With the current state of the economy, losing one’s wealth is a relatable topic. People are now becoming increasingly familiar with living one day as the cream of the crop and living the next without access to riches. When the story of the Bouvier-Beales was first presented in the 1975 documentary “Grey Gardens,” the public became fascinated by the story of a mother and daughter related to Jackie Kennedy who were discovered to be living in squalor in the East Hamptons. Despite living in the lap of luxury throughout the 1930s and 1940s, the duo (Big and Little Edie) ultimately became a cautionary tale of money management and codependency. When a documentary crew interviewed them for a film about the Bouviers, the two were discovered in utter filth, without electricity or running water with diseased cats and raccoons roaming throughout the house. Through actual footage, the unhealthy relationship between the mother and daughter was revealed.
HBO’s interpretation of the documentary premiered last Saturday, showcasing incredible storytelling and mesmerizing performances by the two lead actresses. Jessica Lange impressively portrays Big Edie as a gregarious broad, eager to sing at local Hamptons parties and determined to marry her daughter off to a suitable beau. Lange has graciously endured hours of makeup to appear as Big Edie later in life—she genuinely looks like a woman in her 80s, down to the ragged teeth and saggy arms. Lange gives a tour-de-force performance as a woman who refuses to be a wallflower, and is so set on living life to the fullest that she barely notices when her own life has become unmanageable.
While two-time Oscar winner Lange is impressive, it is Drew Barrymore, as Little Edie, who truly steals the movie. There were industry concerns over the casting of Barrymore.
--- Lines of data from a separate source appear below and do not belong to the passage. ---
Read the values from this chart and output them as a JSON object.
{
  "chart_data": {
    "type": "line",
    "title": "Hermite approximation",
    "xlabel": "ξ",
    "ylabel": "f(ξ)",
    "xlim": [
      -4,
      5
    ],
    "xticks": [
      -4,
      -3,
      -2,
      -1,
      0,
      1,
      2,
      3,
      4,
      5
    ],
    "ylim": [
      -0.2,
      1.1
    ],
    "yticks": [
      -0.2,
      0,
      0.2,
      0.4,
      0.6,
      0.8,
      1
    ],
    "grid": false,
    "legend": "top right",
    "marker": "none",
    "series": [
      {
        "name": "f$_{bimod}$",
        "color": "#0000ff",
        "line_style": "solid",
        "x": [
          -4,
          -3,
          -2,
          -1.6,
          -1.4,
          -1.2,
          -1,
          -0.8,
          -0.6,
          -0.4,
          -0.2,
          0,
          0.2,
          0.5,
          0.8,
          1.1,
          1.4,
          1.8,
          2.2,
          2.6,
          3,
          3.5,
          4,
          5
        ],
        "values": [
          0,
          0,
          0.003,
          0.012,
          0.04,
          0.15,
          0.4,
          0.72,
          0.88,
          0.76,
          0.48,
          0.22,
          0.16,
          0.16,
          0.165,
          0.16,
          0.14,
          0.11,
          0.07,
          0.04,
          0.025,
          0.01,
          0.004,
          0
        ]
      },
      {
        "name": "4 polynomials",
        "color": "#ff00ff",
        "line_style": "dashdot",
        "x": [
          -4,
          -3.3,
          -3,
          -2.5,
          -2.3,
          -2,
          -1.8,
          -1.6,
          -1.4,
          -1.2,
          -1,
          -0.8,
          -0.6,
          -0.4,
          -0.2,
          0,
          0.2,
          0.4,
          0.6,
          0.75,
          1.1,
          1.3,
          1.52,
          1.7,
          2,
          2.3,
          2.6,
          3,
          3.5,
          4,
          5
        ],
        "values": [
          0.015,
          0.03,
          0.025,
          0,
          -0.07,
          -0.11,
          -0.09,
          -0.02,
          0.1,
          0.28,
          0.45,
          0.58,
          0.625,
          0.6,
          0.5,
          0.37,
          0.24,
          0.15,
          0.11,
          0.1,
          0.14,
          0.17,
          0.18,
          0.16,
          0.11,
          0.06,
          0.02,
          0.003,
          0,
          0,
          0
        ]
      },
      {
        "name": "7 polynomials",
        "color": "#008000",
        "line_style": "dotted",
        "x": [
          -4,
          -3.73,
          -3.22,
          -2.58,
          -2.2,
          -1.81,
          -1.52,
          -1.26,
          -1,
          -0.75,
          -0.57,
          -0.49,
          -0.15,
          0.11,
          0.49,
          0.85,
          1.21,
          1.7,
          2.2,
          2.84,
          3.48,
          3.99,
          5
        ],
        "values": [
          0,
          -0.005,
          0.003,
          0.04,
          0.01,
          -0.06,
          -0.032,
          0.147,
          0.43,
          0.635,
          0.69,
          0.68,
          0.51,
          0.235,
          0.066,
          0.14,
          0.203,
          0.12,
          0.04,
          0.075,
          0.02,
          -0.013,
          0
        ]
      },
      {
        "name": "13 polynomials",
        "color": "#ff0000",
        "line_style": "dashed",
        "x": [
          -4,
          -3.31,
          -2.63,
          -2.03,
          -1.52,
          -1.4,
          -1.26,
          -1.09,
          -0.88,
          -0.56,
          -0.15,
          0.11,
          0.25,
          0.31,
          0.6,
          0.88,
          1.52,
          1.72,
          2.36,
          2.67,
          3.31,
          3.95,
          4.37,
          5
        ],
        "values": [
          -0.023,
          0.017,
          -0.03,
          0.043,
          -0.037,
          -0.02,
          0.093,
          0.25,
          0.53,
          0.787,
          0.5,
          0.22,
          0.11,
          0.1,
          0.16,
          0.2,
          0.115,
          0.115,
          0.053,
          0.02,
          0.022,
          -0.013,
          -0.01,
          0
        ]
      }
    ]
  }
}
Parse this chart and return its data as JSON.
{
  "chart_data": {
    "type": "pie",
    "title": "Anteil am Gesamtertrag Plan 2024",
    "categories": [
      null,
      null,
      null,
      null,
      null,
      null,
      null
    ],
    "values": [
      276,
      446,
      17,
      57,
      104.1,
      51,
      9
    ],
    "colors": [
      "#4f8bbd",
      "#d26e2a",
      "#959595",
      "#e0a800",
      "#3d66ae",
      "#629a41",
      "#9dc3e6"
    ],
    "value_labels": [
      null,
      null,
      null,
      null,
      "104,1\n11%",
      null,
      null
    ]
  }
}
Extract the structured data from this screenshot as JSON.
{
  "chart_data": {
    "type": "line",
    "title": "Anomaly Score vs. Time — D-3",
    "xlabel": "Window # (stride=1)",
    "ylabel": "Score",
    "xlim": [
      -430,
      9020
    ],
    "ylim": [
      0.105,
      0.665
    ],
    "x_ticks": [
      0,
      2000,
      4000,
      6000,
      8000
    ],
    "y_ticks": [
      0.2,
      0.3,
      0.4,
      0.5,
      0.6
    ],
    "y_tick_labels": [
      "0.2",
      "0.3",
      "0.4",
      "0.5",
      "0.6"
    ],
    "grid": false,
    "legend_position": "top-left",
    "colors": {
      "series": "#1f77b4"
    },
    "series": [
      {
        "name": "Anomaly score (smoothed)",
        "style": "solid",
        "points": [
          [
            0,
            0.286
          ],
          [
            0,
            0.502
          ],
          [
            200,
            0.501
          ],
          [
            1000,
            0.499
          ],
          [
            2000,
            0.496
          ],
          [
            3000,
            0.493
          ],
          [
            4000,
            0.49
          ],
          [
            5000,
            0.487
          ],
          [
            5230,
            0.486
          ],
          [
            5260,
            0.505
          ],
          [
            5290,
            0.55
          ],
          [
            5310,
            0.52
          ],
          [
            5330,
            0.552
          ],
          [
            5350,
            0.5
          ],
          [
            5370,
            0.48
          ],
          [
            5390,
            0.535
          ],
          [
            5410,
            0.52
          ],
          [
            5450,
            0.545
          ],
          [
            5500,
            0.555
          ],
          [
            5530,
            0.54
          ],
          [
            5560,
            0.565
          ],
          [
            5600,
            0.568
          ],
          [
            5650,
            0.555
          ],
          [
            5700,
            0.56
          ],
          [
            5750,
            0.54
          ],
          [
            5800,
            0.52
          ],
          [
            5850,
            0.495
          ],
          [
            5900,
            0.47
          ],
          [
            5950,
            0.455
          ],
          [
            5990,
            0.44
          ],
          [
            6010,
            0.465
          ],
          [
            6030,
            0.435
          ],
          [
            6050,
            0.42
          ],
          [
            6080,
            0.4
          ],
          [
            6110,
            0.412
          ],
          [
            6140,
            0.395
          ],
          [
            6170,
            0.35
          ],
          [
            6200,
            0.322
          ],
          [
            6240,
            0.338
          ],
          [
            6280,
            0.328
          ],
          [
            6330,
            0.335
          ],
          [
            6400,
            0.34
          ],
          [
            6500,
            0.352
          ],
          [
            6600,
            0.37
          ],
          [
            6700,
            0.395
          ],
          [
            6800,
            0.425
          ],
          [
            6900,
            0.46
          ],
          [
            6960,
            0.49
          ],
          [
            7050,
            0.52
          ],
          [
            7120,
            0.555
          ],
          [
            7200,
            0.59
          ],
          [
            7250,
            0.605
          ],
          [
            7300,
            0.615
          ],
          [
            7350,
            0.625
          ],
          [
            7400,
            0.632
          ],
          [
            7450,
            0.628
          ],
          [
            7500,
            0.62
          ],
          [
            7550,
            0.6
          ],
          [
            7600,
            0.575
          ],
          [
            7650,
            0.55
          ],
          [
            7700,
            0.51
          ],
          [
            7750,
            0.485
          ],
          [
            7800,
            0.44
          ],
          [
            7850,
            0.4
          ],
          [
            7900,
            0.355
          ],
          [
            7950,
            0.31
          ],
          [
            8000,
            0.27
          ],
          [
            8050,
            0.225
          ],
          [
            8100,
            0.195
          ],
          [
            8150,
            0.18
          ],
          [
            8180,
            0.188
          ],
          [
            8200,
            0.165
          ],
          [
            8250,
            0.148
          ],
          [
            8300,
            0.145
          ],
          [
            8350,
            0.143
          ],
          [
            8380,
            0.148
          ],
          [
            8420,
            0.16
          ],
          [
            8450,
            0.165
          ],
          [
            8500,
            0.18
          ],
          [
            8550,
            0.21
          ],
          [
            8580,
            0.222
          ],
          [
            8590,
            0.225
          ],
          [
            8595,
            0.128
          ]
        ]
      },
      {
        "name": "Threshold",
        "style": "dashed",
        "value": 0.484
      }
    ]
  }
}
She has previously been in romantic comedies, starring and producing movies like “Never Been Kissed” and “Fever Pitch.” However, the actress dove into the role and completely became the character for this project. She plays Little Edie with reverence and sympathy, displaying her highs and lows with equal respect. Barrymore even successfully conquered the accent, while forgetting her usual side-mouthed speech patterns (the actress has admitted that she took over a year of classes with a diction coach to sound like Little Edie.)
Although only in a few scenes, Jeanne Tripplehorn is amazingly subtle as Jackie Kennedy Onassis (she is already married to Ari in the scene in which she appears in.) Tripplehorn has been doing a remarkable job as Barb Henrickson on HBO’s other show “Big Love,” and she adds a quiet glamour to the other more boisterous characters in this movie.
The film is excellently written and directed by Michal Sucsy, and the dialogue contains enough saucy quips and witticisms from the two Edies to make up for the otherwise sobering account of the women. But the costuming in the film is by far the most impressive part of the production. Catherine Marie Thomas has blended together a slew of glamorous gowns from the 30s and the eccentric turbans and capes that Little Edie grows to love later in her life.
This movie is airing repeatedly over the next month on HBO—be sure to catch it for a glimpse into the lives of these captivating women.